I've read both Crime and Punishment and The Brothers Karamazov (in pretty good translations), and while I loved the intense moral/psychological torment, the deep dives into guilt, faith, free will, and human nature… I'm now craving something that goes even further in terms of psychological complexity, inner turmoil, unreliable narration, fragmented minds, or just straight-up riveting mental/emotional intensity.
Dostoevsky is often seen as one of the peaks of psychological fiction, so I'm looking for novels (classic or modern) that people think match or surpass him in depth/complexity/riveting power.

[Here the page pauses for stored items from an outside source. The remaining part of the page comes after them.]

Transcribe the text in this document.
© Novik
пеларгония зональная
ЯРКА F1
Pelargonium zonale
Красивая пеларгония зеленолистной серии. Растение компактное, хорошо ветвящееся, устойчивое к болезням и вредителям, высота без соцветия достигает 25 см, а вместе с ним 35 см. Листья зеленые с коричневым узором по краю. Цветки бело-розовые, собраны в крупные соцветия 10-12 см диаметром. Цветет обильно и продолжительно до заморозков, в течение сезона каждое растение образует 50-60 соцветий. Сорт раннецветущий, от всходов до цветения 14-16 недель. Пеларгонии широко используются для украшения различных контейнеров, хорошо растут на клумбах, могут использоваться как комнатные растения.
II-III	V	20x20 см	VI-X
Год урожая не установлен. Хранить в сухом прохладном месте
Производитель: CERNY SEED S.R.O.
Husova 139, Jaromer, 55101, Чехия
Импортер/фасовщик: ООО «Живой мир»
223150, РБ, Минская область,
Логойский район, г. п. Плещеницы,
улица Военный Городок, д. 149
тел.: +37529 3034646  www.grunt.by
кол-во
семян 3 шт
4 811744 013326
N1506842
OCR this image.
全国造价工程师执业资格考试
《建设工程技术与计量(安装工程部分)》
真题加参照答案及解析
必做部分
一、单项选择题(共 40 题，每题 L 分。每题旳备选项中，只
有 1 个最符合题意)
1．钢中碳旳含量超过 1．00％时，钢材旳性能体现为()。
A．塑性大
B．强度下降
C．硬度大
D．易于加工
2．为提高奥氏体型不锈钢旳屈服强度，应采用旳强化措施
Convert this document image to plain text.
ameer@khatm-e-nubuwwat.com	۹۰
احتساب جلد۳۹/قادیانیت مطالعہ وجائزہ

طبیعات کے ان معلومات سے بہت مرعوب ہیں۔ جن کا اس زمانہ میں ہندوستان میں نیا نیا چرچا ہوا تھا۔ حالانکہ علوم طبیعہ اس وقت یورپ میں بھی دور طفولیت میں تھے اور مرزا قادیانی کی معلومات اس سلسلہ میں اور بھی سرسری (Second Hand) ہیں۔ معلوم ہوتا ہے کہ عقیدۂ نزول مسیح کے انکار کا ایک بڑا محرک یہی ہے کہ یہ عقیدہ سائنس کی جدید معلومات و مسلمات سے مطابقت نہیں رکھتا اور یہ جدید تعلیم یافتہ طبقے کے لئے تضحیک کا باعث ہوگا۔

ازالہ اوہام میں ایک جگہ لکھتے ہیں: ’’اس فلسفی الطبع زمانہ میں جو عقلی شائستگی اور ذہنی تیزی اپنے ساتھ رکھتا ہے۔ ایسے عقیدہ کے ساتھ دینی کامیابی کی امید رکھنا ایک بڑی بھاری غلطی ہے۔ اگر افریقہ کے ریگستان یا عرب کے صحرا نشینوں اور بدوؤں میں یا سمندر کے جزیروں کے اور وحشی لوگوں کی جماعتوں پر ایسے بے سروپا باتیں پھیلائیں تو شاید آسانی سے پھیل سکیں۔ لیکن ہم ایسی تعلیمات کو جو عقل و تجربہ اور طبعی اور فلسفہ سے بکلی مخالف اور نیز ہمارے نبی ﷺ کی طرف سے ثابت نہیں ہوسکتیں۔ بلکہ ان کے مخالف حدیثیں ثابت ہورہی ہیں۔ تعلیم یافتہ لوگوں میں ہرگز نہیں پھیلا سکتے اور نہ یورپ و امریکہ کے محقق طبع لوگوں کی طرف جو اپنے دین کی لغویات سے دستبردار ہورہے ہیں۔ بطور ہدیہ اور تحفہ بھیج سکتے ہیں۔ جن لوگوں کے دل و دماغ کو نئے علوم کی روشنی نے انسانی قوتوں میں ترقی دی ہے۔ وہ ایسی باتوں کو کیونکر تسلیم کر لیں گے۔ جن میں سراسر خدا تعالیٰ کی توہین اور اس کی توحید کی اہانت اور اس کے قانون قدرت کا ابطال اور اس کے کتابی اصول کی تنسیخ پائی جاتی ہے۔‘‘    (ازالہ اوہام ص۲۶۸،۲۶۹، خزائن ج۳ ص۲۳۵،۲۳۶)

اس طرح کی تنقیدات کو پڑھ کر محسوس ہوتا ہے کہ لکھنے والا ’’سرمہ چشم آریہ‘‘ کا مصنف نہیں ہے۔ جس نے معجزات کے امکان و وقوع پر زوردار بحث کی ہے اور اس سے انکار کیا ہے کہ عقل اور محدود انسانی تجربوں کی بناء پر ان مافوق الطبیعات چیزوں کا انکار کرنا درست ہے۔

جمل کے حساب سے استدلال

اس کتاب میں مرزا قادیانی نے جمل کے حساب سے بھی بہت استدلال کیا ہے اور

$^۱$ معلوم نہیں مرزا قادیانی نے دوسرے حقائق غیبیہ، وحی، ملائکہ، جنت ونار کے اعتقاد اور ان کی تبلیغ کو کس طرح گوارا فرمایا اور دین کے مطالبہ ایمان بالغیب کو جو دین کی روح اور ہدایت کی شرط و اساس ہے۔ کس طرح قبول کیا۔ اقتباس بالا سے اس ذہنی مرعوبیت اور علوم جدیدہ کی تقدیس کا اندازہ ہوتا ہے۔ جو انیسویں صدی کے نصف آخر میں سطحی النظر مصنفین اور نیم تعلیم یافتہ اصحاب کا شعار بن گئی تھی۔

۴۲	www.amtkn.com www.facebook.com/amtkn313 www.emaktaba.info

Could be denser philosophy wrapped in character psychology, more experimental styles, darker/abnormal mental states, or multi-layered unreliable perspectives.
Some examples I've seen mentioned in passing but haven't read yet: Proust, Musil's Man Without Qualities, Thomas Mann's The Magic Mountain, Henry James, or even stuff like Kafka/Bernhard/Céline for sheer psychological pressure.
What would you recommend that feels like a step up (or sideways) in psychological richness/intensity? No wrong answers—classics, modern literary fiction, whatever fits.
Thanks in advance!
by OkAardvark9218
2 Comments
*Beware of Pity* or *Chess Story* by Stefan Zweig.